Oct. 25 (Bloomberg) -- Potash Corp. of Saskatchewan Inc., the world’s largest fertilizer producer, cut its 2012 earnings forecast because of reduced sales of its namesake crop nutrient to China and India.
Earnings, excluding an impairment charge related to an investment in Sinofert Holdings Ltd., will be $2.40 to $2.60 a share, the Saskatoon, Saskatchewan-based company said today in a statement. Potash Corp. said Oct. 17 that full-year results were expected to fall below its previous guidance of $2.80 to $3.20 a share. Analysts projected profit of $3.04 a share, the average of 27 estimates compiled by Bloomberg.

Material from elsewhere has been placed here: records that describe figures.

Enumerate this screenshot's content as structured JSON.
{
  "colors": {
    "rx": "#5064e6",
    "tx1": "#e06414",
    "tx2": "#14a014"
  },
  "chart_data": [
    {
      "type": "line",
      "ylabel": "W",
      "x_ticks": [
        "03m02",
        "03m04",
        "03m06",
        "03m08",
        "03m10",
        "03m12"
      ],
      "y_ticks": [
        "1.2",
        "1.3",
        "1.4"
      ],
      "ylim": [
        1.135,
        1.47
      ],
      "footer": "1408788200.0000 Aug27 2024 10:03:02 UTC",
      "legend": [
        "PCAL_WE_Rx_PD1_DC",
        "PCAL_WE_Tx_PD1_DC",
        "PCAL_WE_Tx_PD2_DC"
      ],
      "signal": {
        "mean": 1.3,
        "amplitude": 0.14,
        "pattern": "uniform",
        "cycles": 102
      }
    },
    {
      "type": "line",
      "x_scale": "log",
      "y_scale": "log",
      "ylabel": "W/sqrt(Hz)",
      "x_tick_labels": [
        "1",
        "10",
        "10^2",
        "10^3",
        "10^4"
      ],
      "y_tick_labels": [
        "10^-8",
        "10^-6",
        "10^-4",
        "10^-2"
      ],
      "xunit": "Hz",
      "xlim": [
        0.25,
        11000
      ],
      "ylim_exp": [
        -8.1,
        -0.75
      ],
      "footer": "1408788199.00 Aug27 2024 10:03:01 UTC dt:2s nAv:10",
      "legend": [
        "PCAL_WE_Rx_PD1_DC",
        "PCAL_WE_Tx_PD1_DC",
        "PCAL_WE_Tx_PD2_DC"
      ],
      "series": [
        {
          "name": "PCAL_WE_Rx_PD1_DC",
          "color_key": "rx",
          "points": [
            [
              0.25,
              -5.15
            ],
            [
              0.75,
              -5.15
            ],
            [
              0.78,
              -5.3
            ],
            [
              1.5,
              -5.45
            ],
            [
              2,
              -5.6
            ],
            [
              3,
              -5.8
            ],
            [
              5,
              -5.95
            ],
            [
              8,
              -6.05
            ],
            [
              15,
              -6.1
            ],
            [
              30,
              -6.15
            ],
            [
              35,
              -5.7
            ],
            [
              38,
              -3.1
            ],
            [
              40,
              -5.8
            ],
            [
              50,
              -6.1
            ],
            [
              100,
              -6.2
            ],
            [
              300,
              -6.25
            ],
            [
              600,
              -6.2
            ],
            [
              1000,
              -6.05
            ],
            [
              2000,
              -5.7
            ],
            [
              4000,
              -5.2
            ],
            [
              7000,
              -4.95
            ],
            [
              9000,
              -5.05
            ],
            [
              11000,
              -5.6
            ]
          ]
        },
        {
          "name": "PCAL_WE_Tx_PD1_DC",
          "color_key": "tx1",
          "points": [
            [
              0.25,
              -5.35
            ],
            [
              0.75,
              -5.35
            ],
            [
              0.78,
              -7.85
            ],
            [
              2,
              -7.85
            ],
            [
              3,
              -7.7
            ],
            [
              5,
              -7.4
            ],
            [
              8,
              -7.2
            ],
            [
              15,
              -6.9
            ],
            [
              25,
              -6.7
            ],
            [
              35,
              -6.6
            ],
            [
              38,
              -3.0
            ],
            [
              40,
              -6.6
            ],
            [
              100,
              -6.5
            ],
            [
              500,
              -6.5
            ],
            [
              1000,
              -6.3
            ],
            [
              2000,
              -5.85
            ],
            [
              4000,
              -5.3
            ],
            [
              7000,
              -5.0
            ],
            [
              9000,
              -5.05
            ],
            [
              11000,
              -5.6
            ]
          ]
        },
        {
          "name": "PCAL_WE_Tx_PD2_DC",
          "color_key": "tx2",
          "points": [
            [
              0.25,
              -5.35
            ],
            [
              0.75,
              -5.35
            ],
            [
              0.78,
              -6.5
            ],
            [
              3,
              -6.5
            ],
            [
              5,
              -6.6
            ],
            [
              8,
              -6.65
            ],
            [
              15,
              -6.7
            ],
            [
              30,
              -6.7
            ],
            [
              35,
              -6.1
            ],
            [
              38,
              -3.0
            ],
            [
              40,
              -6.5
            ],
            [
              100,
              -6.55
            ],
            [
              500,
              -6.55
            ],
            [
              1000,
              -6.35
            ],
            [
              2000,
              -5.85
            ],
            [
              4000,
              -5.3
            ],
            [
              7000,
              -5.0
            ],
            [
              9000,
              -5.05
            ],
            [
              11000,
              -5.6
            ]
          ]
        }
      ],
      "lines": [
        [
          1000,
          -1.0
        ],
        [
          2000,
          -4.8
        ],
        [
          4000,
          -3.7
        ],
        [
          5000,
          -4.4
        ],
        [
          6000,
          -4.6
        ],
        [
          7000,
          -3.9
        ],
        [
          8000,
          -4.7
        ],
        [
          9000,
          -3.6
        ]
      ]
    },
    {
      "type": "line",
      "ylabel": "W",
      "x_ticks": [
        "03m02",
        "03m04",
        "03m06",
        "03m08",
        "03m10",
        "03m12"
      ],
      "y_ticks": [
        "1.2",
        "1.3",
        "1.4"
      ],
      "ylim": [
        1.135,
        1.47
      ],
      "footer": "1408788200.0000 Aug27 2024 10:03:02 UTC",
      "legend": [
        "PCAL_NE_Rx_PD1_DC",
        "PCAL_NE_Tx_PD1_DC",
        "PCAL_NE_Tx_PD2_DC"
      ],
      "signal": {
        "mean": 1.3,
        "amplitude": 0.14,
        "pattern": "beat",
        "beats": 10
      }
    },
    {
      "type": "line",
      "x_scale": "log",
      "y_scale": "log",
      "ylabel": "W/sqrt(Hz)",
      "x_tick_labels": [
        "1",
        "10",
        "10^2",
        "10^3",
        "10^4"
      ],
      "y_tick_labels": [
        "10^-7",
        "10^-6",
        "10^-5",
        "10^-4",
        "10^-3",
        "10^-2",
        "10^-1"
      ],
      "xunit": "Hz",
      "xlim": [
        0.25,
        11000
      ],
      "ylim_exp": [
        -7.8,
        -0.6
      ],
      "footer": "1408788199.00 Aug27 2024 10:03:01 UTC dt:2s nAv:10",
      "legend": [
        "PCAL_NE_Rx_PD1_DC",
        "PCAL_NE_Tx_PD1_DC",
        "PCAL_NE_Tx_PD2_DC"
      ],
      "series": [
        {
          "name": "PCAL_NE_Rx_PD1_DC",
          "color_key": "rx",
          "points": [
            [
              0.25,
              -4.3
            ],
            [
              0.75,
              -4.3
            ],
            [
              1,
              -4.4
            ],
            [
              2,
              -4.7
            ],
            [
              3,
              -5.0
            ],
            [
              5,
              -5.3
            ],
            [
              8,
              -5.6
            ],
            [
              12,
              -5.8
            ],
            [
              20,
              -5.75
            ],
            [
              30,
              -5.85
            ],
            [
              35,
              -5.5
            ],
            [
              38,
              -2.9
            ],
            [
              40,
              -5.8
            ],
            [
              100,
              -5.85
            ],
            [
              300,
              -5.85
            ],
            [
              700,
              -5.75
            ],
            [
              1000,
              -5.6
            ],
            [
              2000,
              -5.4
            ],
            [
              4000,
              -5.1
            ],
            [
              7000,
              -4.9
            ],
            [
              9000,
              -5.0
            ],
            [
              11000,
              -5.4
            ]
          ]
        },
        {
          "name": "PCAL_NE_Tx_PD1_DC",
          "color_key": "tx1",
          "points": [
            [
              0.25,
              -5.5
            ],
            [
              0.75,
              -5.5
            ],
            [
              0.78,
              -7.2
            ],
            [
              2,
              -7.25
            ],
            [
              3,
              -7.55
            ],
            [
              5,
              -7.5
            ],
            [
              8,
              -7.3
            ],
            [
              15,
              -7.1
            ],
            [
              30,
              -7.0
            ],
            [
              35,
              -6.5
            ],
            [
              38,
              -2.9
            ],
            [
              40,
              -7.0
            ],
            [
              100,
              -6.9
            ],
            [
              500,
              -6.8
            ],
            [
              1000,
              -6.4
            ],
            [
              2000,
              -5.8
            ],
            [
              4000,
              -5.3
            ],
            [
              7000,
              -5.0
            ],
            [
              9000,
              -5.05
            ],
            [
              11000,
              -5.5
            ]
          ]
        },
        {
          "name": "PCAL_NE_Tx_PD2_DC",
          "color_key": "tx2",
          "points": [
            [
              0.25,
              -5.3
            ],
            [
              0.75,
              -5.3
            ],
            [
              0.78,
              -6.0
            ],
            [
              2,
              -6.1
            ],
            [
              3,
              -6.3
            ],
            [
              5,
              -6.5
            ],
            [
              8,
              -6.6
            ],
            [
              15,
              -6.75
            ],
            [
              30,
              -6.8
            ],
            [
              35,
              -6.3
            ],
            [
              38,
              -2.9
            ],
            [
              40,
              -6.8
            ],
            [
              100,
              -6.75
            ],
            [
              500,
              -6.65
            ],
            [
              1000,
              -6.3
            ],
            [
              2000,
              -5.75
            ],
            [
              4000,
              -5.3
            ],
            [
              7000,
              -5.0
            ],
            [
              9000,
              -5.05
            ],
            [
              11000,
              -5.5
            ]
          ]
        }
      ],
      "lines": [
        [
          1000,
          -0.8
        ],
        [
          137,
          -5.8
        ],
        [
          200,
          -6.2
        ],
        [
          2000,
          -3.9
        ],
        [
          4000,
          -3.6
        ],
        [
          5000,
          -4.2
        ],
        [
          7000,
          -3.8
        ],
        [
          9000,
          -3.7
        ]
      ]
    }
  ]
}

“China’s potash consumption has been strong, but it has been meeting its recent needs through domestic production, inventory withdrawals and rail deliveries” from Russia, Chief Executive Officer Bill Doyle said today on a conference call. He said he expects China to renew its supply contract with North America’s largest producers by the end of this year, and gave no forecast for when India would sign a new supply deal.
Potash Corp., Mosaic Co. and Agrium Inc., North America’s largest fertilizer producers, negotiate offshore potash exports through Canpotex Ltd., their jointly owned international trading arm.
Potash Corp. fell 0.3 percent to C$40.17 at the close in Toronto. The shares have declined 4.6 percent this year.
Sales of potash, which helps strengthen plant roots and improve resistance to drought, generated 64 percent of the company’s gross profit last year, according to data compiled by Bloomberg.
“The question in the potash market and in our outlook for the balance of the year continues to be the timing of new supply contracts with China and India,” Doyle said on the call.
The delayed contract renewals led to a 25 percent decline in third-quarter shipments from North American producers to offshore markets, the company said in the statement.
Doyle declined to update Potash Corp.’s 2013 outlook for global potash shipments. Last month, the company forecast shipments of as much as 60 million metric tons.
The company today forecast the global fertilizer industry will ship 50 million to 52 million tons of potash this year. That’s down from 53 million to 56 million tons predicted in July.
Third-quarter net income dropped 22 percent to $645 million, or 74 cents a share, from $826 million, or 94 cents, a year earlier, the company said today. Per-share profit was one cent less than the average of 22 estimates compiled by Bloomberg.
Revenue fell 7.7 percent to $2.14 billion from $2.32 billion a year earlier. The company, which also makes nitrogen-and phosphate-based nutrients, sold 2.1 million metric tons of potash in the quarter, down from 2.2 million a year earlier.
The company said this month it will halt production at two of its potash mines in Saskatchewan for about eight weeks each. The Rocanville mine will be idle from Dec. 2 to Jan. 26 while Lanigan will shut Nov. 18 to Jan. 12, the company said.
Doyle said he expects there will be further production curtailments.
“Potash is cutting production volumes to match demand,” John Hughes, a Toronto-based analyst at Desjardins Securities Inc., said today by telephone. “Ultimately, lower potash production means lower sales.”